La Commission confirme un ralentissement de la croissance dans la plupart des pays européens. Ceci est lié aux incertitudes internationales actuelles, notamment les conséquences du Brexit. A politique inchangée, elle prévoit pour notre pays un déficit budgétaire de 2,3% du PIB en 2020, soit près de 11 milliards d’euros. C’est en grande partie la résultante de l’augmentation mécanique des dépenses en matière de pensions et d’assurance maladie-invalidité, dans un contexte économique marqué par un ralentissement généralisé qui impacte également les finances publiques.

« Je prends acte de ces prévisions, qui correspondent à ce que nous connaissions ou pressentions », réagit David Clarinval. « Durant la législature précédente, nous avions réussi à réduire le déficit budgétaire de façon conséquente, de manière raisonnable et raisonnée. Nous avions également veillé à apporter régulièrement des mesures correctrices dès que c’était nécessaire. Ceci n’est malheureusement plus possible dans un contexte d’affaires courantes. »
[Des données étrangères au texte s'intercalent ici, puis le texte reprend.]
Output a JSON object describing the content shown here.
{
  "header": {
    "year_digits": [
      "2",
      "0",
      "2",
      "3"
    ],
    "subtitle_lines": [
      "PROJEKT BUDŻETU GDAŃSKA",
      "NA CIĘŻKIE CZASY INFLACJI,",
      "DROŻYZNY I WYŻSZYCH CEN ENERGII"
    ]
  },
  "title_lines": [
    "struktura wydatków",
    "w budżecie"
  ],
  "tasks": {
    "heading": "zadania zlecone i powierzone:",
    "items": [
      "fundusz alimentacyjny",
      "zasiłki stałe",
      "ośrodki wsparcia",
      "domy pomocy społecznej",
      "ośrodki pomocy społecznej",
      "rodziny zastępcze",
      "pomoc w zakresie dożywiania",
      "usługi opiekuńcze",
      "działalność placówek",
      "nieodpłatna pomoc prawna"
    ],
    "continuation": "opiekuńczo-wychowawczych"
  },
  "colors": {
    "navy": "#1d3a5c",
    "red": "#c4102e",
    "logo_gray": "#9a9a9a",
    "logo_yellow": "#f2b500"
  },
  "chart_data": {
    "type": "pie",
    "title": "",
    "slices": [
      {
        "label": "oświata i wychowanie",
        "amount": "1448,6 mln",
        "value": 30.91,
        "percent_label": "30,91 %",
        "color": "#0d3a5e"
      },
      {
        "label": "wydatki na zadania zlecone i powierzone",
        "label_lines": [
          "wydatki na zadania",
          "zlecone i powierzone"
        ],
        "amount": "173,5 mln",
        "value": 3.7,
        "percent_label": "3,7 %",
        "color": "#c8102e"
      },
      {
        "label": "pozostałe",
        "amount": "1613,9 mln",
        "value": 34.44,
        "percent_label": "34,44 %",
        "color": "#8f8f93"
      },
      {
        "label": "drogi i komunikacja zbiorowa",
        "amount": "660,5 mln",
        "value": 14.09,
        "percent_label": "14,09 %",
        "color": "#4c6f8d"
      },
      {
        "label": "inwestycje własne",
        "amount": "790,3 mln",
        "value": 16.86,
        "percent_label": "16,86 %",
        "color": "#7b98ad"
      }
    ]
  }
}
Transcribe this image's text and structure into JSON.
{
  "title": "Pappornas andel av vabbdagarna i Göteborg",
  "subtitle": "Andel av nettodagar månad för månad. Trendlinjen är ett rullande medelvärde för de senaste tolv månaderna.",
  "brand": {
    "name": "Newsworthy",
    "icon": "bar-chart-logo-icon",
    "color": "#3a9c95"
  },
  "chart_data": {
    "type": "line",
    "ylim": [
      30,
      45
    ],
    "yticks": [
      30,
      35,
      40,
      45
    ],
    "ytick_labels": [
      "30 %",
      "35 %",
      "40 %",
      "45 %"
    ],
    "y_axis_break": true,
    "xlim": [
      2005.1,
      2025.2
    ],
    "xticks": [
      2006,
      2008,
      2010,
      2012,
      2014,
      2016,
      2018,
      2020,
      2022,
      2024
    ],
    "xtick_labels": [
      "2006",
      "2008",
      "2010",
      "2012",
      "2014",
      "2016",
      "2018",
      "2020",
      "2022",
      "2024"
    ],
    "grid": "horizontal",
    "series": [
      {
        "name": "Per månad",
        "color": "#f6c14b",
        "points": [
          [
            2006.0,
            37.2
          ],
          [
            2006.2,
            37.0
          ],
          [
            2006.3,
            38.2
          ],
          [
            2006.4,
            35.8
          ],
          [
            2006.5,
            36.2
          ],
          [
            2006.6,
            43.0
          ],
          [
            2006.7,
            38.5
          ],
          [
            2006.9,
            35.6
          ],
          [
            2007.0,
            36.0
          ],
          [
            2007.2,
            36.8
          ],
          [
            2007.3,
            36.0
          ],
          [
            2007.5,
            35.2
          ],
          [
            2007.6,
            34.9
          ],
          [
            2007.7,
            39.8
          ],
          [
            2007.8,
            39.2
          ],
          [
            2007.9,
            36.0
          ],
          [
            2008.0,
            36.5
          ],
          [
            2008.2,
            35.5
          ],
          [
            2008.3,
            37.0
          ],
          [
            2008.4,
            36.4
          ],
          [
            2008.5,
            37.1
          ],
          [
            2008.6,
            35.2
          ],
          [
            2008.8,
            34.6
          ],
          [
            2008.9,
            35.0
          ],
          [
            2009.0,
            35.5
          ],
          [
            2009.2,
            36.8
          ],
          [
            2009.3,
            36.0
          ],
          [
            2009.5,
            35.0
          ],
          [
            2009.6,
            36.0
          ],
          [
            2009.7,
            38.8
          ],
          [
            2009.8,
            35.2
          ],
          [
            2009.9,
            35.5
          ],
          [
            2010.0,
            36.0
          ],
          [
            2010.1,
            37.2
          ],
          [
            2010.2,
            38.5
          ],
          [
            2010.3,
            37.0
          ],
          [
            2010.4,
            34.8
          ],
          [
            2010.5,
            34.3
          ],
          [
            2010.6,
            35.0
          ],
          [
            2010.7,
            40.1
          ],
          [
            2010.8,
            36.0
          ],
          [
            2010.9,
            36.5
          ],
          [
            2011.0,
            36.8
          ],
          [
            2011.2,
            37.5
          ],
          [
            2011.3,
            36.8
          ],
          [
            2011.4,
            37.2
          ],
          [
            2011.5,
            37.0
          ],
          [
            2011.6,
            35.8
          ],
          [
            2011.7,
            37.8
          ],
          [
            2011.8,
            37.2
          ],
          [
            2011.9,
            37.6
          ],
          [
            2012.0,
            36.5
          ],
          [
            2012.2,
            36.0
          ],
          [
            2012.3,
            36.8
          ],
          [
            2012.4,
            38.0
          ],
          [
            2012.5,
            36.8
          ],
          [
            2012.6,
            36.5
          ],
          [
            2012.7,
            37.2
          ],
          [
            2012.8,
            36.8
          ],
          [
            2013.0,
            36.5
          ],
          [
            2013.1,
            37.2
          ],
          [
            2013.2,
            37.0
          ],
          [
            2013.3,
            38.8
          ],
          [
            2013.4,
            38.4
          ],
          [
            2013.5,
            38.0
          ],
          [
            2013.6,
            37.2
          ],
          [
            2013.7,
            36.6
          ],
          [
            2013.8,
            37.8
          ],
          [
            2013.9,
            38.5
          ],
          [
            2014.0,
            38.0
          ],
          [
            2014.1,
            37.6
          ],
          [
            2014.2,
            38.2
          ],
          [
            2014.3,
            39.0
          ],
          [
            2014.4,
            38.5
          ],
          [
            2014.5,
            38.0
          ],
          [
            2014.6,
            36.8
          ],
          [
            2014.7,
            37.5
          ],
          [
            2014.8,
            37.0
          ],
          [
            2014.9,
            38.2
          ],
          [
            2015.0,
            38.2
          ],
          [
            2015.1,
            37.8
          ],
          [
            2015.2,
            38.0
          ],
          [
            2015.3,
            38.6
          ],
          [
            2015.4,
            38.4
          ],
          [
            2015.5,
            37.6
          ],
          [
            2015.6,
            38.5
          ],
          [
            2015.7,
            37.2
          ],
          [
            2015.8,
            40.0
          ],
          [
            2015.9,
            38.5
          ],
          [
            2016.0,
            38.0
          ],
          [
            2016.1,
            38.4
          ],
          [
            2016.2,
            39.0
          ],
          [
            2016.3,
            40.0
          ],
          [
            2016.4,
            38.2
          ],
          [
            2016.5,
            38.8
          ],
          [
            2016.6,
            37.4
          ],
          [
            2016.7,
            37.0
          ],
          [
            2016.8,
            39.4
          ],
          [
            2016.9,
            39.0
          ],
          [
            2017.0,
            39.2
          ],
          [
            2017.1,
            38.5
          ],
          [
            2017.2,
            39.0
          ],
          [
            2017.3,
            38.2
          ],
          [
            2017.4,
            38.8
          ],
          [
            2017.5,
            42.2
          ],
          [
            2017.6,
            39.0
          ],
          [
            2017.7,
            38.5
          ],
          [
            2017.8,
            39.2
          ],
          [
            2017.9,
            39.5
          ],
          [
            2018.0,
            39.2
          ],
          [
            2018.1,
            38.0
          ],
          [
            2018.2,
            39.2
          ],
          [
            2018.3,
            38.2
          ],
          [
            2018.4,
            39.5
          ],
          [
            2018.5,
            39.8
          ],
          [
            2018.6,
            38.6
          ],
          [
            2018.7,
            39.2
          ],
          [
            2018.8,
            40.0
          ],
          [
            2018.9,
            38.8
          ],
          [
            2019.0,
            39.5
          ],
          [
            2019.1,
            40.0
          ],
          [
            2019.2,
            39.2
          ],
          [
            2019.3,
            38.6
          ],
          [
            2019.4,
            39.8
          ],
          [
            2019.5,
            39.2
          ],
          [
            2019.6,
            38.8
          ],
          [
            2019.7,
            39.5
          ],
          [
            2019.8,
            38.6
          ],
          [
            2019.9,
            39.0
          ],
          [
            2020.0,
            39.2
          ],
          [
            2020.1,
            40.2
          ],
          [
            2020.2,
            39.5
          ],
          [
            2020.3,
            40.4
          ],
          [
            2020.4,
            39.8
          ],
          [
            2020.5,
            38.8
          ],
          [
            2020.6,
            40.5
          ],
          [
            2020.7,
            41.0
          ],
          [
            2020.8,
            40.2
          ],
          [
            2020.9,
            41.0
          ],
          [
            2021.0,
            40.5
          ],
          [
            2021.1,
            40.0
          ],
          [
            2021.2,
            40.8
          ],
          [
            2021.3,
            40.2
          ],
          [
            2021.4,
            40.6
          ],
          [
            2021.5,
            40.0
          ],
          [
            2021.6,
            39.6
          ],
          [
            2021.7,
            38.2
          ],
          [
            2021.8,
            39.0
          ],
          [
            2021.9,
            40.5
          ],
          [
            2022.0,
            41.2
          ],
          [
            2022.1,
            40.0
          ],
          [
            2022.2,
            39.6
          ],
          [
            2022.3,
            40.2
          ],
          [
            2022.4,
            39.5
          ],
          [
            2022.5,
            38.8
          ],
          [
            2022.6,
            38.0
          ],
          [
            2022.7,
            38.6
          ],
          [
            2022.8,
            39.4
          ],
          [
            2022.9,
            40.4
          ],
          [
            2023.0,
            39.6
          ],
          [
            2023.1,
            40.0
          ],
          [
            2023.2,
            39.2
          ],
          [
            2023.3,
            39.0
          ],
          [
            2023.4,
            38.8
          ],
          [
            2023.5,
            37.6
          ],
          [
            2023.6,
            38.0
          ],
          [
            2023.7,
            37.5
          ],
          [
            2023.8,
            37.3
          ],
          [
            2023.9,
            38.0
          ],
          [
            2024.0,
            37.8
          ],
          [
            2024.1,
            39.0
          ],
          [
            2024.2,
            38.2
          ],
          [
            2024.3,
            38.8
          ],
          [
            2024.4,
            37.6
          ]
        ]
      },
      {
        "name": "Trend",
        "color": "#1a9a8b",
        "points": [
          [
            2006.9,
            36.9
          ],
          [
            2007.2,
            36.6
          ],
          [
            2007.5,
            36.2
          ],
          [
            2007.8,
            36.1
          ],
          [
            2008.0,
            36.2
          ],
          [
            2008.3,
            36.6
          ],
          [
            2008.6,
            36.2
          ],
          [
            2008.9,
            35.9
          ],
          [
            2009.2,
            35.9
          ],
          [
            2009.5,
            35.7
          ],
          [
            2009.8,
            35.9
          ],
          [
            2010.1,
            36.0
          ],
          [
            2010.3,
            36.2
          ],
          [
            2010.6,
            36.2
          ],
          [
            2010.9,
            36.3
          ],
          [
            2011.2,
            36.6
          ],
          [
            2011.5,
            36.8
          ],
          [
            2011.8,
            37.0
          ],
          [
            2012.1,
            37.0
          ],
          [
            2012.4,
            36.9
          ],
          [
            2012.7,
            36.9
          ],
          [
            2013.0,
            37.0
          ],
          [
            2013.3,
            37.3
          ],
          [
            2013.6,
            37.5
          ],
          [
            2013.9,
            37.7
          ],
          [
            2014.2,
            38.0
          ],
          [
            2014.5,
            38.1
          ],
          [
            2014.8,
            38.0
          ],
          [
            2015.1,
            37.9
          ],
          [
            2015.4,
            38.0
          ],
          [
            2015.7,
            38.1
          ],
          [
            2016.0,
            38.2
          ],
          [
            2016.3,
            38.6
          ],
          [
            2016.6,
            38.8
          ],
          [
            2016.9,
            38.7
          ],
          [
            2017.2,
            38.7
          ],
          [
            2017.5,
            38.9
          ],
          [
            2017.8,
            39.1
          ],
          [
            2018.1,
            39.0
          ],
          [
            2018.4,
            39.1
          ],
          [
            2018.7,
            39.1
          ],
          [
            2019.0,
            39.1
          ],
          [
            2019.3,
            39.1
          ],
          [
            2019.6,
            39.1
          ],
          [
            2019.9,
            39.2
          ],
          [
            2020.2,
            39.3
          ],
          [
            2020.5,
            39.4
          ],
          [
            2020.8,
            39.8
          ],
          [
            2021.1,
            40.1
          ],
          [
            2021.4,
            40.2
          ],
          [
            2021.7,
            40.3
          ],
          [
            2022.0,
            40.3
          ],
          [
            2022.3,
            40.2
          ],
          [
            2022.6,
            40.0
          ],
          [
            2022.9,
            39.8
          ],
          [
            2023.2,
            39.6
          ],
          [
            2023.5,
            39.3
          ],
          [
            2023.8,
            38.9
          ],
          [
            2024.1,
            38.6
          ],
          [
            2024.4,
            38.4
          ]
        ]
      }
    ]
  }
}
« Dès début septembre, le rapport du Comité de monitoring évoquait l’aggravation de la situation en l’absence de mesures budgétaires nouvelles », poursuit le ministre du Budget. « Cela démontre bien, s’il en était encore besoin, l’absolue nécessité de mettre sur pied le plus rapidement possible un gouvernement de plein exercice. On a assez perdu de temps ! La reprise d’un assainissement compatible avec une politique de relance de l’emploi et de poursuite de réformes structurelles de l’économie devra impérativement figurer au programme de la prochaine équipe, afin que les efforts courageux du passé ne soient pas vains. »

« Dans l’intervalle, il est primordial de ne pas aggraver la situation en se lançant dans des aventures budgétaires de dépenses nouvelles qui ne s’inscriraient pas dans un cadre global et responsable », conclut David Clarinval. « C’est d’autant plus important dans un contexte international incertain (Brexit, tensions internationales, guerres commerciales…) qui doit nous amener à ne pas succomber à la tentation d’aventures budgétaires qui mettraient à mal les efforts soutenables et courageux entrepris depuis 2014 au bénéfice des ménages et des entreprises. »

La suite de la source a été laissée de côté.